Senior Senate Republicans, meanwhile, were at work on a fallback plan that would not significantly restrain the national debt but would at least avert widespread economic damage by canceling tax increases scheduled to take effect next year for the vast majority of Americans. That strategy calls for Republicans to capitulate to Obama’s demand to let tax rates rise on wage and salary income for the wealthiest 2 percent of taxpayers.
But the approach would also seek to thwart the Democrats by trying to block other steps that would increase taxes paid by wealthy taxpayers, including higher rates on investment income and limits on the value of itemized deductions. This strategy would produce only about $440 billion in new taxes and give the Democrats even less revenue than Republicans had previously put on the table. In his initial offer earlier this month, Boehner had said he could support $800 billion in new tax revenue.

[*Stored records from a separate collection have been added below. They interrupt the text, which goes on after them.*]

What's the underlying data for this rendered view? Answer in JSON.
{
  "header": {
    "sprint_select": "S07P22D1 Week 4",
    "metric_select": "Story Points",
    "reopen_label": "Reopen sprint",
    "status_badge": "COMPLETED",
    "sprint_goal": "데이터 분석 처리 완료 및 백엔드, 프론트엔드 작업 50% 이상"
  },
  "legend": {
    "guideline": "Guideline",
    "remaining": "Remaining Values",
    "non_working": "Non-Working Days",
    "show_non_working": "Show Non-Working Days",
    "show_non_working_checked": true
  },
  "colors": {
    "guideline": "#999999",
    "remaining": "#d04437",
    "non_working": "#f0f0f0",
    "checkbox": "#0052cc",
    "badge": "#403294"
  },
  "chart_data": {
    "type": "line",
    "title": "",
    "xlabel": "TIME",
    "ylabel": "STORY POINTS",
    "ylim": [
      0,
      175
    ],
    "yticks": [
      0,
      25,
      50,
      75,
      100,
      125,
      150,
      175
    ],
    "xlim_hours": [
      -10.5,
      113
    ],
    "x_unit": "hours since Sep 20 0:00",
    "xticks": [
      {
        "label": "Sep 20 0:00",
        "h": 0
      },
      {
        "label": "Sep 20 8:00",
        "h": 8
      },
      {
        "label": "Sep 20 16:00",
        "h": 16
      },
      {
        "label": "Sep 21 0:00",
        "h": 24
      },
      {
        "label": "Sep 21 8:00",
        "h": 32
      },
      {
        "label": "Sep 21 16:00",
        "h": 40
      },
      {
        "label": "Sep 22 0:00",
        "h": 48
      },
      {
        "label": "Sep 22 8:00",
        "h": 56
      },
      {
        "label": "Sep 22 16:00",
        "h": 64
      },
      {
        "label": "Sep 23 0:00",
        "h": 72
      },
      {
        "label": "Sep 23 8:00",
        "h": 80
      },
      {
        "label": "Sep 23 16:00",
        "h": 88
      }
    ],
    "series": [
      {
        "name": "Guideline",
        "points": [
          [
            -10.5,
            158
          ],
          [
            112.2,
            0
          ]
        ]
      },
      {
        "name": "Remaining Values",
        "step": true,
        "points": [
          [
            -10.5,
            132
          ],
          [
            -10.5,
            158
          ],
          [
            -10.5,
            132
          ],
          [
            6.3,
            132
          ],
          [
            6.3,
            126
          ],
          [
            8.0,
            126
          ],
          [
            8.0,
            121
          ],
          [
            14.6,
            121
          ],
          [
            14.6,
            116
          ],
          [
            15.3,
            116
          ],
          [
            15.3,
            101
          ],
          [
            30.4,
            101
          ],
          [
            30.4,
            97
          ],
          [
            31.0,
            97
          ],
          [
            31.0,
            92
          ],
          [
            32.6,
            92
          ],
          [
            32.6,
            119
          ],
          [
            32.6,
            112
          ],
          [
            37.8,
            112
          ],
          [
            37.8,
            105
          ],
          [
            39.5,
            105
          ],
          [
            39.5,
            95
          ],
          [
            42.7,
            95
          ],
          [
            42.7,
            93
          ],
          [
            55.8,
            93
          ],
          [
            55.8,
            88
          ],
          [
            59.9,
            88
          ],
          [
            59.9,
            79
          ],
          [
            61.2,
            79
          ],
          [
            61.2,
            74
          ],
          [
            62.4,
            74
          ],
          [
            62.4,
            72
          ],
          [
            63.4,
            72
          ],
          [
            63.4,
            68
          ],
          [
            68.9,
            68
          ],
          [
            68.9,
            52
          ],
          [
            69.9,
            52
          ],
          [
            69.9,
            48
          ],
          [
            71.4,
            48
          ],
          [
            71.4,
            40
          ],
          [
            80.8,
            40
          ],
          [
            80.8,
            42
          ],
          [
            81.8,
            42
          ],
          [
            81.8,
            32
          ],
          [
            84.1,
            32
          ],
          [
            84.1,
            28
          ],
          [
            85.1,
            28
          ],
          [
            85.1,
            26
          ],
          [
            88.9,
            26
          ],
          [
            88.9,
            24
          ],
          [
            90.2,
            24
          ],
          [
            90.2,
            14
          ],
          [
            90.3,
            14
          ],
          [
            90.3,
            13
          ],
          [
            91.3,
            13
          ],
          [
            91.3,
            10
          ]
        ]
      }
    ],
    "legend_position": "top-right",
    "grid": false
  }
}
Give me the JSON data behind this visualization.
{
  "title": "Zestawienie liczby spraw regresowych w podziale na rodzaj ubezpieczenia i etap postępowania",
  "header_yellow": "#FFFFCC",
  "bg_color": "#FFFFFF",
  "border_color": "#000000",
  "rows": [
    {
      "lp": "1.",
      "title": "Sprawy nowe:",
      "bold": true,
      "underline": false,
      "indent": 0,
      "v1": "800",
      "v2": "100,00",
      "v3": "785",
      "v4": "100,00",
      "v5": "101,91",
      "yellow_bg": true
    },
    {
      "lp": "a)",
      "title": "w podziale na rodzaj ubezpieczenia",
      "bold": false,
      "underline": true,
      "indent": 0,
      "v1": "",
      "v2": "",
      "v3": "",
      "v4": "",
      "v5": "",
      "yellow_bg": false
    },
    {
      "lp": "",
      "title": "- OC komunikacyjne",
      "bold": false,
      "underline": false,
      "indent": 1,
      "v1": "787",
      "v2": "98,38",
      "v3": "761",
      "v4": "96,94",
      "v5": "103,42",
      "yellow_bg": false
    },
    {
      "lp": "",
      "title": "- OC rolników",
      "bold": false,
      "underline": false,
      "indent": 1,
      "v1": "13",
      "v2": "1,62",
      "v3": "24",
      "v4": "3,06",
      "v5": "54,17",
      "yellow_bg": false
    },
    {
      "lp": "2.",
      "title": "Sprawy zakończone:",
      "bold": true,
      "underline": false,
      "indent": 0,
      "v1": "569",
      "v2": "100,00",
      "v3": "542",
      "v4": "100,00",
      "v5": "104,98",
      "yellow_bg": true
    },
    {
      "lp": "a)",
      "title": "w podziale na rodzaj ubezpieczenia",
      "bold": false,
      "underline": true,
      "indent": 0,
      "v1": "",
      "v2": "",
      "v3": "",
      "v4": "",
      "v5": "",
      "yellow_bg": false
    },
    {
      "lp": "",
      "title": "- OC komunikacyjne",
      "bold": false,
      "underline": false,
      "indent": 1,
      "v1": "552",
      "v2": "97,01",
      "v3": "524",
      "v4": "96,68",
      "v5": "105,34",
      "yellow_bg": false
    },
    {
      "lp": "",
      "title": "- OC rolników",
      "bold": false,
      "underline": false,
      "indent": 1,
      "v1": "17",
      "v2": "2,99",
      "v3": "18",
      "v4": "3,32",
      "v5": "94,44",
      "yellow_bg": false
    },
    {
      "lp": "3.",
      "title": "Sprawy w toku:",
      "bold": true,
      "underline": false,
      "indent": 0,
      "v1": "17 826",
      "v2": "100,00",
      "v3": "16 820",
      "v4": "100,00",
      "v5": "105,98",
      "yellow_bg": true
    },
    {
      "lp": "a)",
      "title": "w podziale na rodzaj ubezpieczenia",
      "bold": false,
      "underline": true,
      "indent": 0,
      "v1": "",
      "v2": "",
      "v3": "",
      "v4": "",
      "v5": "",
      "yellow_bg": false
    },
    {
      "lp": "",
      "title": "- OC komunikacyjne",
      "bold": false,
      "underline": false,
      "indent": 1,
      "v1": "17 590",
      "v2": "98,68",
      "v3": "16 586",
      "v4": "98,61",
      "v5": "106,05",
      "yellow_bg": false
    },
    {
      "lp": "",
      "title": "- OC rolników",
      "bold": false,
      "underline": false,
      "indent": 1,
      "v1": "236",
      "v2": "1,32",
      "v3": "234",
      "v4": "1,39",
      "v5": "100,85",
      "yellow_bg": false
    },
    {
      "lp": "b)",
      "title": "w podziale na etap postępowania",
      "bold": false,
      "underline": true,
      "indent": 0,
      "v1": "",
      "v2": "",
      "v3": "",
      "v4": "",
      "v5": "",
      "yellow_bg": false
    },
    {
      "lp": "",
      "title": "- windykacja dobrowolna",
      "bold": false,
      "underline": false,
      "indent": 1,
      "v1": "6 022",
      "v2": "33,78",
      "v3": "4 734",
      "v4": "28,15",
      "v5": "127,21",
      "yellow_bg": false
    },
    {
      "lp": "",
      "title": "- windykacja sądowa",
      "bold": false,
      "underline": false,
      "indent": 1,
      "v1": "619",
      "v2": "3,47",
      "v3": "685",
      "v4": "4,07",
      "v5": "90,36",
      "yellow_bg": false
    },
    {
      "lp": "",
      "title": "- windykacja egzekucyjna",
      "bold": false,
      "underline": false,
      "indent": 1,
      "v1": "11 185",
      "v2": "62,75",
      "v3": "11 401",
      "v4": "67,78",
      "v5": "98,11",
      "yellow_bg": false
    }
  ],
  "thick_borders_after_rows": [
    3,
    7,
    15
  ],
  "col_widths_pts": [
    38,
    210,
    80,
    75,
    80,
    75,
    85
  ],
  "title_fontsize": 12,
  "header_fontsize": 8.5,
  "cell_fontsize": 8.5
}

With a relatively low price in new taxes, the strategy, if successful, would represent a tactical victory for Republicans and shift the political burden onto Democrats to make greater concessions on federal spending.
Senate Minority Leader Mitch McConnell (R-Ky.) has floated the strategy among Republicans in both chambers, according to lawmakers and senior GOP aides. It has been rejected by Boehner and other House leaders, aides said.
Don Stewart, a spokesman for McConnell, denied that he was floating the idea. “The leader has held numerous discussions to hear input from his members, and many ideas have been raised,” he said.
But top GOP policy aides continued to refine the plan Thursday as a growing number of Senate Republicans clamored for action to prevent the fiscal crisis — for which, polls show, Republicans would be blamed.
“It’s bizarre. It’s truly bizarre. There’s no sense of urgency,” said retiring Sen. Olympia J. Snowe (R-Maine). “We’re lurching from deadline to deadline now. We do not want to create this as the new norm.”
The divide between Republicans in the House and Senate has become increasingly apparent in recent days. While House leaders have roundly rejected any strategy that would let tax rates rise, the ranks of Senate Republicans who are willing to accept a small tax hike and continue the fight over spending early next year continue to grow.